Cities that took ‘a bigger bite of building ground than
they could chew’, now start to pay the price for it.
In the past I wrote several times on the ‘kamikaze tactics’
of cities and communities concerning the purchase of building ground for new
residential areas and commercial/industrial zones.
Yesterday, the Dutch news magazine Nieuwsuur (www.nieuwsuur.nl) presented data on the financial
losses that communities and cities suffered as a consequence of excess ground
purchases in the past. Read, shiver and hold your pants:
Many Dutch communities
lost millions of euro’s on building ground they purchased in the past. This
became clear from a Nieuwsuur investigation among 40 communities. These losses
force substantial austerity measures in these communities.
From the fourty
communities, with among those the thirty largest in The Netherlands, 33
suffered a loss in excess of €1 mln. Eleven communities suffered a loss in excess
of €20 mln. The five communities with the largest losses were:
Kaag and Braassem
|
-/- €46 mln
|
Groningen
|
-/- €63 mln
|
Den Haag
|
-/-
€64.8 mln
|
Heerenveen
|
-/- €79.5 mln
|
Apeldoorn
|
-/-
€124 mln
|
At the beginning of
this year, it became clear that the community of Apeldoorn took a large risk by
purchasing vast amounts of building ground. That ground turned out to be unsaleable.
The investigation proves that more communities suffer from the same problem.
According to Erwin van
der Krabben, professor with a chair in Real
Estate, it are enormous losses that the communities had to take. “Most
communities have no flesh left at their bones. They ran out of any reserves.
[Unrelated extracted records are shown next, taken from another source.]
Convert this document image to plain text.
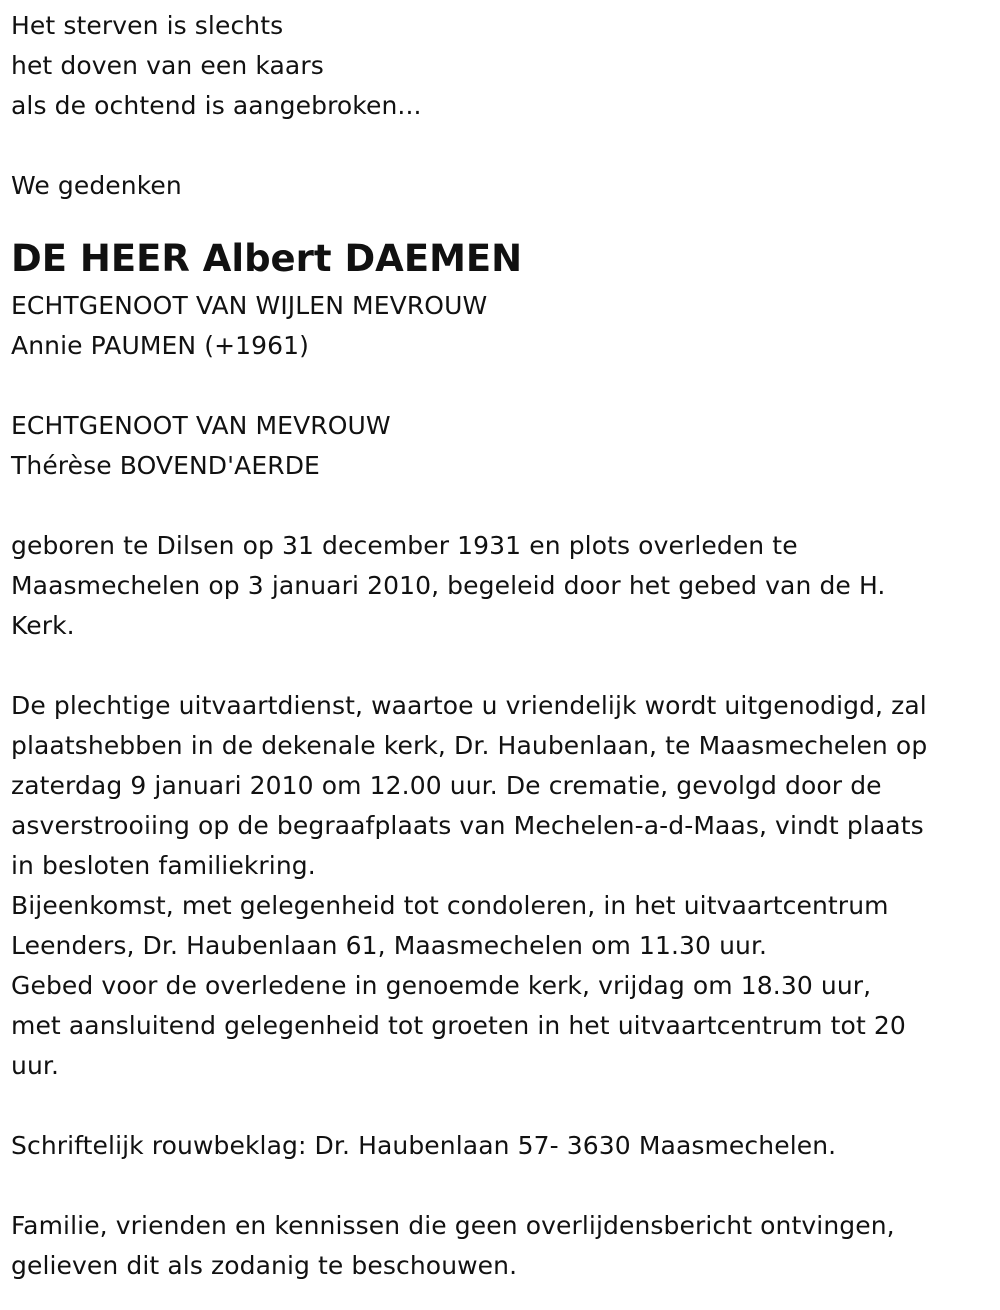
Het sterven is slechts
het doven van een kaars
als de ochtend is aangebroken...
We gedenken
DE HEER Albert DAEMEN
ECHTGENOOT VAN WIJLEN MEVROUW
Annie PAUMEN (+1961)
ECHTGENOOT VAN MEVROUW
Thérèse BOVEND'AERDE
geboren te Dilsen op 31 december 1931 en plots overleden te
Maasmechelen op 3 januari 2010, begeleid door het gebed van de H.
Kerk.
De plechtige uitvaartdienst, waartoe u vriendelijk wordt uitgenodigd, zal
plaatshebben in de dekenale kerk, Dr. Haubenlaan, te Maasmechelen op
zaterdag 9 januari 2010 om 12.00 uur. De crematie, gevolgd door de
asverstrooiing op de begraafplaats van Mechelen-a-d-Maas, vindt plaats
in besloten familiekring.
Bijeenkomst, met gelegenheid tot condoleren, in het uitvaartcentrum
Leenders, Dr. Haubenlaan 61, Maasmechelen om 11.30 uur.
Gebed voor de overledene in genoemde kerk, vrijdag om 18.30 uur,
met aansluitend gelegenheid tot groeten in het uitvaartcentrum tot 20
uur.
Schriftelijk rouwbeklag: Dr. Haubenlaan 57- 3630 Maasmechelen.
Familie, vrienden en kennissen die geen overlijdensbericht ontvingen,
gelieven dit als zodanig te beschouwen.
This means: closing swimming pools and libraries and making an end to subsidies
for sporting clubs and local welfare associations.
The end to the financial
misery is not in sight yet, according to Van der Krabben: ”Most communities
reckon that the Dutch housing market might improve again in a few years.
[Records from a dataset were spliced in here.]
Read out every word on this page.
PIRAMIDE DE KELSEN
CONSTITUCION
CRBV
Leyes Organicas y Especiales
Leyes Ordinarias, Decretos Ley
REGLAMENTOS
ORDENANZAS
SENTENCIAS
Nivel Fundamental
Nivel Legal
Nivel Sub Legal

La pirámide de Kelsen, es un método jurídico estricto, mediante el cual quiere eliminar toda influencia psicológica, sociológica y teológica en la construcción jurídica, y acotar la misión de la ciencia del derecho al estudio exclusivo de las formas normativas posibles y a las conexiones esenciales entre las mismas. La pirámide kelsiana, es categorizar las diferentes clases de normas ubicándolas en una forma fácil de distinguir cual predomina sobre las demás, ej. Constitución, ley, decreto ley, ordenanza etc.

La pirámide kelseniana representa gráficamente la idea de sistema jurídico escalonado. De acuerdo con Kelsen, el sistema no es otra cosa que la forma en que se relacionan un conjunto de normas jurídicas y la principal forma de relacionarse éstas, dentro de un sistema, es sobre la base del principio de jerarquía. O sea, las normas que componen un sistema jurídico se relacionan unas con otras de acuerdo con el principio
However, things might remain bad for the next five to ten years. This means taking
additional losses”. Van der Krabben also found that many communities kick the
can down the road, instead of taking losses immediately.
Alderman Lucas
Vokurka(D66) from Delft thinks that the Dutch national government has to
intervene:”We have large amounts of building ground. Our neighbour cities have
that too. There is a large overcapacity that causes further drops in prices”.
According to Vokurka, the central government should make an inventory of all
building locations and ”should decide top-down what building locations should
be scratched. The communities involved should be compensated by the central
government”.
Alderman Vokurka is a blatant fool. So are all the other aldermen that have been
involved in the kamikaze actions concerning the purchase of building ground.
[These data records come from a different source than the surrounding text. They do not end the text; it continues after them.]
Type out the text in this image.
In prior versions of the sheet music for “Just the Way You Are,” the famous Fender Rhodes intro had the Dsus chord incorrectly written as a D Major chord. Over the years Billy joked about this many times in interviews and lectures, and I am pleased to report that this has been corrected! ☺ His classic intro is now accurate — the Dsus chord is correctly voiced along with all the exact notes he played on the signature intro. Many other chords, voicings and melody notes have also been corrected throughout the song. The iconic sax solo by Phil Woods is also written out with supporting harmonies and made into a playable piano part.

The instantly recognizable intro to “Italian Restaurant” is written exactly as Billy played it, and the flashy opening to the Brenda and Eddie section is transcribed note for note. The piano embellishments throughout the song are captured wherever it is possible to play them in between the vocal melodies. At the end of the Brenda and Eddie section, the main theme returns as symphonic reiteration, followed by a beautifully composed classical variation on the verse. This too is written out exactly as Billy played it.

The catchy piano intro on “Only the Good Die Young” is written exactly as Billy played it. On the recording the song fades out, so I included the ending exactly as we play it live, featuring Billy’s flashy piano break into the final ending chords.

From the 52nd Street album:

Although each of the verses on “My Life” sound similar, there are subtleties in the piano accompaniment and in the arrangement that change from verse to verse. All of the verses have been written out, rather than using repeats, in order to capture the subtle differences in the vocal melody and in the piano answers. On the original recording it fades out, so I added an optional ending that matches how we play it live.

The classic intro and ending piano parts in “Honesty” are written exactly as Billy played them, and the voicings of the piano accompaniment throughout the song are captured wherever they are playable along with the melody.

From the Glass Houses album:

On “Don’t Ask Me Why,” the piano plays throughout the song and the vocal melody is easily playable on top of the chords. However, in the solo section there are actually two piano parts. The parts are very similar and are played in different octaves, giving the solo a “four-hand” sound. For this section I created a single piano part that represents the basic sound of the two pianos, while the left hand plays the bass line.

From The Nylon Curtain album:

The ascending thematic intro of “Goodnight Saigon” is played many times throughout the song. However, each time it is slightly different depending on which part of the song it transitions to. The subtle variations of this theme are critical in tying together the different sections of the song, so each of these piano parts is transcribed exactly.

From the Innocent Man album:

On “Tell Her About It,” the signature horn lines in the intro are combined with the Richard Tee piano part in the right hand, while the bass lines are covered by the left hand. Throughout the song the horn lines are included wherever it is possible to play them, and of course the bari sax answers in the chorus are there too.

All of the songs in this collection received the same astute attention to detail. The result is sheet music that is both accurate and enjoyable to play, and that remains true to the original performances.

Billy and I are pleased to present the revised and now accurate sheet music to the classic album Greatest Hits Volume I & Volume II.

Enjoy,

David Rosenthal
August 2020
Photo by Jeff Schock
The central government should not compensate the communities
that purchased excess building ground, but should put these communities under
legal restraint and force austerity measures on them: especially among the
parts of the civil service that are involved in building and construction.
Parts of the community budget that involve necessary utilities like swimming
pools and libraries should be left unharmed.
On top of that, it should be explicitely forbidden for these
communities to raise municipal taxes and parking fees and to lower the degree
of service to their citizens. The inhabitants of these cities should not suffer
from the stupidity of their city council and civil service.
To give you an impression, I will calculate the losses per
inhabitant that the communities in the aforementioned table suffered:
Kaag and Braassem
|
-/- €1782 per
inhabitant
|
Groningen
|
-/- €327 per inhabitant
|
Den Haag
|
-/-
€129 per inhabitant
|
Heerenveen
|
-/- €1826 per inhabitant
|
Apeldoorn
|
-/-
€789 per inhabitant
|
Heerenveen, the lovely Frisian city, is the clear loser in
our ‘Pathetic Top Five’, but the other communities should also be very ashamed
of themselves.
I hope that central government will be hard on these
communities, but the strong and growing trend among central and local governments
to tax themselves out of misery makes this a very implausible option, unfortunately.